Bianco Giuliana, Abate Salvatore, Labella Cristiana, Cataldi Tommaso R I
Dipartimento di Chimica, Università degli Studi della Basilicata, Via N. Sauro 85, 85100 Potenza, Italy.
Rapid Commun Mass Spectrom. 2009 Apr;23(7):1065-74. doi: 10.1002/rcm.3969.

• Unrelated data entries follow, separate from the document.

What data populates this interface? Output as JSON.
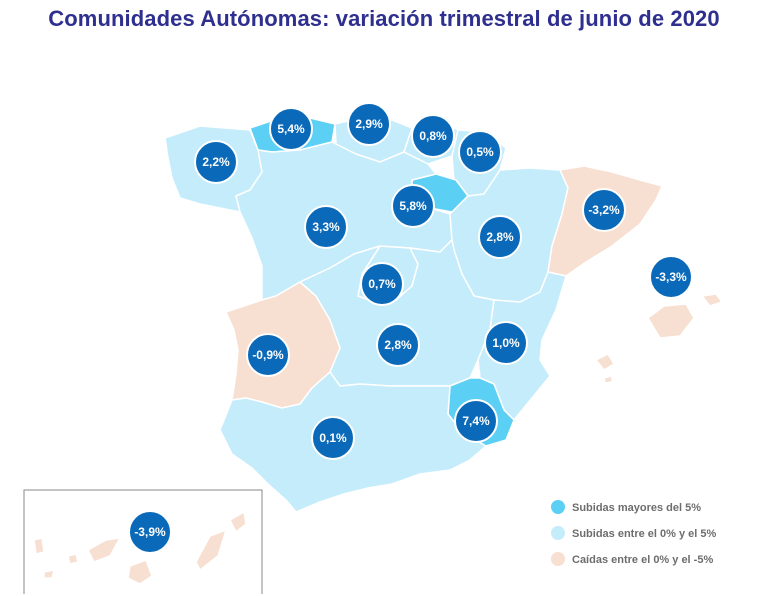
{
  "title": "Comunidades Autónomas: variación trimestral de junio de 2020",
  "colors": {
    "above5": "#5bcff4",
    "between0and5": "#c5ecfb",
    "negative": "#f7dfd1",
    "bubble": "#0a69b8",
    "border": "#ffffff",
    "title": "#2e2f8f"
  },
  "legend": [
    {
      "label": "Subidas mayores del 5%",
      "color_key": "above5"
    },
    {
      "label": "Subidas entre el 0% y el 5%",
      "color_key": "between0and5"
    },
    {
      "label": "Caídas entre el 0% y el -5%",
      "color_key": "negative"
    }
  ],
  "regions": [
    {
      "id": "galicia",
      "value": "2,2%",
      "category": "between0and5"
    },
    {
      "id": "asturias",
      "value": "5,4%",
      "category": "above5"
    },
    {
      "id": "cantabria",
      "value": "2,9%",
      "category": "between0and5"
    },
    {
      "id": "pais-vasco",
      "value": "0,8%",
      "category": "between0and5"
    },
    {
      "id": "navarra",
      "value": "0,5%",
      "category": "between0and5"
    },
    {
      "id": "cataluna",
      "value": "-3,2%",
      "category": "negative"
    },
    {
      "id": "castilla-y-leon",
      "value": "3,3%",
      "category": "between0and5"
    },
    {
      "id": "la-rioja",
      "value": "5,8%",
      "category": "above5"
    },
    {
      "id": "aragon",
      "value": "2,8%",
      "category": "between0and5"
    },
    {
      "id": "baleares",
      "value": "-3,3%",
      "category": "negative"
    },
    {
      "id": "madrid",
      "value": "0,7%",
      "category": "between0and5"
    },
    {
      "id": "extremadura",
      "value": "-0,9%",
      "category": "negative"
    },
    {
      "id": "castilla-la-mancha",
      "value": "2,8%",
      "category": "between0and5"
    },
    {
      "id": "valencia",
      "value": "1,0%",
      "category": "between0and5"
    },
    {
      "id": "murcia",
      "value": "7,4%",
      "category": "above5"
    },
    {
      "id": "andalucia",
      "value": "0,1%",
      "category": "between0and5"
    },
    {
      "id": "canarias",
      "value": "-3,9%",
      "category": "negative"
    }
  ]
}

Liquid chromatography (LC) with positive ion electrospray ionization (ESI+) coupled to a hybrid quadrupole linear ion trap (LTQ) and Fourier transform ion cyclotron resonance mass spectrometry (FTICRMS) was employed for the simultaneous determination of caffeine and its metabolites in human urine within a single chromatographic run. LC/ESI-FTICRMS led to the unambiguous determination of the molecular masses of the studied compounds without interference from other biomolecules. A systematic and comprehensive study of the mass spectral behaviour of caffeine and its fourteen metabolites by tandem mass spectrometry (MS/MS) was performed, through in-source ion trap collision-induced dissociation (CID) of the protonated molecules, M+H. A retro-Diels-Alder (RDA) process along with ring-contraction reactions were the major fragmentation pathways observed during CID. The base peak of xanthine precursors originates from the loss of methyl isocyanate (CH(3)NCO, 57 Da) or isocyanic acid (HNCO, 43 Da), which in turn lose a CO unit. Also uric acid derivatives shared a RDA rearrangement as a common fragmentation process and a successive loss of CO(2) or CO. The uracil derivatives showed a loss of a ketene unit (CH(2)CO, 42 Da) from the protonated molecule along with the loss of H(2)O or CO. To assess the potential of the present method three established metabolite ratios to measure P450 CYP1A2, N-acetyltransferase and xanthine oxidase activities were evaluated by a number of identified metabolites from healthy human urine samples after caffeine intake.
采用液相色谱(LC)与正离子电喷雾电离(ESI+)联用,结合混合四极杆线性离子阱(LTQ)和傅里叶变换离子回旋共振质谱(FTICRMS),在一次色谱运行中同时测定人尿中的咖啡因及其代谢物。LC/ESI-FTICRMS能够明确测定所研究化合物的分子量,而不受其他生物分子的干扰。通过对质子化分子M+H进行源内离子阱碰撞诱导解离(CID),利用串联质谱(MS/MS)对咖啡因及其十四种代谢物的质谱行为进行了系统而全面的研究。在CID过程中观察到的主要裂解途径是逆狄尔斯-阿尔德(RDA)过程以及环收缩反应。黄嘌呤前体的基峰源于甲基异氰酸酯(CH(3)NCO,57 Da)或异氰酸(HNCO,43 Da)的损失,它们继而再损失一个CO单元。尿酸衍生物也有一个共同的裂解过程,即RDA重排以及连续损失CO(2)或CO。尿嘧啶衍生物显示质子化分子损失一个乙烯酮单元(CH(2)CO,42 Da),同时损失H(2)O或CO。为评估本方法的潜力,通过摄入咖啡因后健康人尿样中一些已鉴定的代谢物,对用于测量P450 CYP1A2、N-乙酰转移酶和黄嘌呤氧化酶活性的三种既定代谢物比率进行了评估。